1) Is PROSTASCINT still used for prostate cancer staging and restaging?

Yes, but use is increasingly niche as imaging pathways shift toward PET and other modern modalities.

2) What imaging modality most impacts PROSTASCINT demand?

PSMA PET imaging is the primary displacement force across staging and recurrence assessment.

3) Does PROSTASCINT have ongoing pivotal trials that could expand indications?

No current indication-expansion pivotal program signals are evident in the modern clinical-trial landscape.

4) What are the main commercial risks for PROSTASCINT?
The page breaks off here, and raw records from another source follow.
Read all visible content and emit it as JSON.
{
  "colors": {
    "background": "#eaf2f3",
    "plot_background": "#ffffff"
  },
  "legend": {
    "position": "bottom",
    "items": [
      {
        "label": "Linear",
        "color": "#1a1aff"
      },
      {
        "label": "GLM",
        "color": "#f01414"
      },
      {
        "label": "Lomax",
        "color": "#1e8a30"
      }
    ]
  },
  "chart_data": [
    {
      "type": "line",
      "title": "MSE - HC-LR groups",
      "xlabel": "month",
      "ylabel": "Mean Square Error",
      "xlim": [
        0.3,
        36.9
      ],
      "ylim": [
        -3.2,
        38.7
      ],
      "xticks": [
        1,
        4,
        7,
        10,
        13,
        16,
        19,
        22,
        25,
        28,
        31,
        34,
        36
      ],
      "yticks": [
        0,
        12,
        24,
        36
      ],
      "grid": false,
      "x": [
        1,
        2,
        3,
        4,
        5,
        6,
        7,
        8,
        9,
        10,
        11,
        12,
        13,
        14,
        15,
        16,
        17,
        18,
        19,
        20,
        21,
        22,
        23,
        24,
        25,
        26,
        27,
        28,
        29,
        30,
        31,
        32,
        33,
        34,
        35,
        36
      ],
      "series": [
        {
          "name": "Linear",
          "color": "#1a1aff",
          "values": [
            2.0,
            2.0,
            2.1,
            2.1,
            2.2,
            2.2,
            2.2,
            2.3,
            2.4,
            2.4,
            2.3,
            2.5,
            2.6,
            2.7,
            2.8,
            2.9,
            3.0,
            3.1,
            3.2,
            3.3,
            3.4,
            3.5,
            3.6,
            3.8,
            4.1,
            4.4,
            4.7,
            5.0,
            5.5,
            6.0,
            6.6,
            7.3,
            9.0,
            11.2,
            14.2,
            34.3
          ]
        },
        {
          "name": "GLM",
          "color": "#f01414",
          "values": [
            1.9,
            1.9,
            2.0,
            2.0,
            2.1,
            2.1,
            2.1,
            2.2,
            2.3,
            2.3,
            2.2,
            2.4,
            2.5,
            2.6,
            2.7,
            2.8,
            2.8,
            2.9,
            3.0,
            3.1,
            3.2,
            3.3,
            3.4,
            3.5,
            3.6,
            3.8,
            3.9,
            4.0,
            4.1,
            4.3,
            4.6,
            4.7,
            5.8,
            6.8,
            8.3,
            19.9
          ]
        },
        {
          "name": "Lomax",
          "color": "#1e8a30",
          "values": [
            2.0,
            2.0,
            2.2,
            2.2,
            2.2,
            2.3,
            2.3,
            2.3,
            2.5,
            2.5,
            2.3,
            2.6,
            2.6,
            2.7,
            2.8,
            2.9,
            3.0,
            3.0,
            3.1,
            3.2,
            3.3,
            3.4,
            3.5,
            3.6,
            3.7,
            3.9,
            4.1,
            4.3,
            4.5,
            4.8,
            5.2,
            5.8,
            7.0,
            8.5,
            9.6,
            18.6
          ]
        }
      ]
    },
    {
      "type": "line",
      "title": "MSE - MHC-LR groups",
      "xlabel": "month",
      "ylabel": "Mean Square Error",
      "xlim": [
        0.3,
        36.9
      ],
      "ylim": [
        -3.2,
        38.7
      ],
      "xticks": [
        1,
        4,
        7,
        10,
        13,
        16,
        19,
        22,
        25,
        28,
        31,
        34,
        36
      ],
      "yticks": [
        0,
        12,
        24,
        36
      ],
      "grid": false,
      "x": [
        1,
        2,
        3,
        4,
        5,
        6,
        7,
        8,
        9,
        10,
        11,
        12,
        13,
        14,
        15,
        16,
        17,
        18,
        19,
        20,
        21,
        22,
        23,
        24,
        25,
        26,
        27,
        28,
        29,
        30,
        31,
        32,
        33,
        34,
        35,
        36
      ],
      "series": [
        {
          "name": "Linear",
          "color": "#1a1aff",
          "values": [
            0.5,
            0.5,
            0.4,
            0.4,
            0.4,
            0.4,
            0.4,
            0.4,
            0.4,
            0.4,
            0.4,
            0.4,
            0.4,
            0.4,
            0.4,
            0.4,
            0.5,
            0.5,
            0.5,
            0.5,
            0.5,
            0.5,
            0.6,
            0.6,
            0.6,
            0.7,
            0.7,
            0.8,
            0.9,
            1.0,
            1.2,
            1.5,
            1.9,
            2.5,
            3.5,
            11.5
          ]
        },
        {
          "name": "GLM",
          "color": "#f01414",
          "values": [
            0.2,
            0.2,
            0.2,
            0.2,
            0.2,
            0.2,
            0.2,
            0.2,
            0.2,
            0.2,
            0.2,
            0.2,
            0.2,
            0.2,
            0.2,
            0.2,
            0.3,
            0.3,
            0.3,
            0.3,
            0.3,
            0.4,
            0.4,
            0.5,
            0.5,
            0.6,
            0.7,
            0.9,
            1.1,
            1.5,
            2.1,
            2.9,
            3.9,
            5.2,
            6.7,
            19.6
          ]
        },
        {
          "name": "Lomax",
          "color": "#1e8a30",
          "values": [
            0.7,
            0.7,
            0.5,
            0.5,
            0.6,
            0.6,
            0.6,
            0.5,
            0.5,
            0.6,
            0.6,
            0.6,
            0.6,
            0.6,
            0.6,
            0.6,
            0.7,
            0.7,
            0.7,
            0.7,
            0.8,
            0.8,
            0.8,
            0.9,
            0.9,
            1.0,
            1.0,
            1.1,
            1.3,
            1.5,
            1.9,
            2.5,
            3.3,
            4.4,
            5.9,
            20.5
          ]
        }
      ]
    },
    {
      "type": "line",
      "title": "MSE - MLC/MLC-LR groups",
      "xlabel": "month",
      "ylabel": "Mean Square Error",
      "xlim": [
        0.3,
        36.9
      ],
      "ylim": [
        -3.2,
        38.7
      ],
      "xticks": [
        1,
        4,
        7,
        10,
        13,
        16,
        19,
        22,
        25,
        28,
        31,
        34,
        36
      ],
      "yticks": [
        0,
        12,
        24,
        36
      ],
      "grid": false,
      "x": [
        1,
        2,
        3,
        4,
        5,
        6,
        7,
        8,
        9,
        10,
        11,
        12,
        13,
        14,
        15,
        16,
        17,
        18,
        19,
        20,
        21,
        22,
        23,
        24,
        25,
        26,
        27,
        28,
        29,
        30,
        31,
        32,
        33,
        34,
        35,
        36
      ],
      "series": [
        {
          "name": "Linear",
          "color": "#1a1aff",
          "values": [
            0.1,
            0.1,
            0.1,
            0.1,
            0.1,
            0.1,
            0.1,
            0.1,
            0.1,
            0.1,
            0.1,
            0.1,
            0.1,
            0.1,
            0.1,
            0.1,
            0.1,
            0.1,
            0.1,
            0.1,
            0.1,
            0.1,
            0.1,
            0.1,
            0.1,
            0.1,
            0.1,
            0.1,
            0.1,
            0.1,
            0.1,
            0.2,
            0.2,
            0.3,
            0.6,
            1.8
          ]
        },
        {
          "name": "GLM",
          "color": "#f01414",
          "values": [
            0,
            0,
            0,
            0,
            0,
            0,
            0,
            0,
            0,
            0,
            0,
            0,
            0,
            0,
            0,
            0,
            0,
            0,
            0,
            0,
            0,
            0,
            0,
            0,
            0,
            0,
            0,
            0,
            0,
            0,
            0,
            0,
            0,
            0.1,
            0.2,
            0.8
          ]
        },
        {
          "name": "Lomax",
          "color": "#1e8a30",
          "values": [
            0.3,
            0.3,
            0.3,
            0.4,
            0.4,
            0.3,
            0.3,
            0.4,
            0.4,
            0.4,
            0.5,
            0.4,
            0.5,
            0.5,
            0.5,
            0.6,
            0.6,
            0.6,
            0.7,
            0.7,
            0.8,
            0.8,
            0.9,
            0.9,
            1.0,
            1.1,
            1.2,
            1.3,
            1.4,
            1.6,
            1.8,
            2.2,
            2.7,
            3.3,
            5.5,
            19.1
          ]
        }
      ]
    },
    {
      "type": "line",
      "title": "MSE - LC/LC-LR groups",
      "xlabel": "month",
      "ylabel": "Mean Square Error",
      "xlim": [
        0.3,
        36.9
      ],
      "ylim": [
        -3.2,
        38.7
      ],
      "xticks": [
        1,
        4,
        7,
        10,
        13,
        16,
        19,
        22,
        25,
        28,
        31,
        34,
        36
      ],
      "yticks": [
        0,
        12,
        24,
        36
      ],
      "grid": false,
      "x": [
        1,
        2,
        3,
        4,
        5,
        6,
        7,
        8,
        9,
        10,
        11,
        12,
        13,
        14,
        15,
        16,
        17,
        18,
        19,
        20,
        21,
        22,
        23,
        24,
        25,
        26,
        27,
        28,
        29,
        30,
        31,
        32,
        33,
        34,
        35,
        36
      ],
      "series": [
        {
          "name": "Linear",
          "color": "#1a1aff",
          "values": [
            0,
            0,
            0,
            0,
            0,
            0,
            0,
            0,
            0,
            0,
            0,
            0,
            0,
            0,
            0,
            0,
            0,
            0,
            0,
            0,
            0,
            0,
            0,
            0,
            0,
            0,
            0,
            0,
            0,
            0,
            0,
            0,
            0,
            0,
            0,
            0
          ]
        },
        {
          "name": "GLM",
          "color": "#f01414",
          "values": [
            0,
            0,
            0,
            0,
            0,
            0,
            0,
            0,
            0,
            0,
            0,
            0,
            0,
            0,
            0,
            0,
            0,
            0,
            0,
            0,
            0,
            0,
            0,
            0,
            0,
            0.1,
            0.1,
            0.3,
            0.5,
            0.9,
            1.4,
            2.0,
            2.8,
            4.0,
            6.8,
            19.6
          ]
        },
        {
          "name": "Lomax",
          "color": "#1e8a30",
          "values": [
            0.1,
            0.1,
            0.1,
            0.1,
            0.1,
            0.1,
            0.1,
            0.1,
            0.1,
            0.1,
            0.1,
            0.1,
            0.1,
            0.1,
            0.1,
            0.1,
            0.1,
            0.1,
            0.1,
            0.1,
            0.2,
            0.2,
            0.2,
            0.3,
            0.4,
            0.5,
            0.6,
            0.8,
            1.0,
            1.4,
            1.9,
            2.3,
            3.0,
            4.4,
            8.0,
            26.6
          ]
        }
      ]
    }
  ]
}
Loss of guideline-favored imaging pathways and payer/provider preference for PET are the dominant risks.

5) What could slow PROSTASCINT’s decline?

Persistent access gaps to PET and institutional persistence in antibody-based imaging workflows can support residual volume.


References

[1] PROSTASCINT (capromab pendetide) prescribing information. FDA.
[2] FDA labeling and drug database records for capromab pendetide (PROSTASCINT). U.S. Food and Drug Administration.
[3] National and society imaging guideline publications on prostate cancer imaging and recurrence assessment (updates emphasizing PSMA PET and advanced imaging approaches). American Urological Association / NCCN / EAU imaging guidance (latest accessible versions).
[4] Clinical use reviews and retrospective assessments comparing antibody-based imaging with modern PET-based imaging in prostate cancer staging and biochemical recurrence (peer-reviewed literature).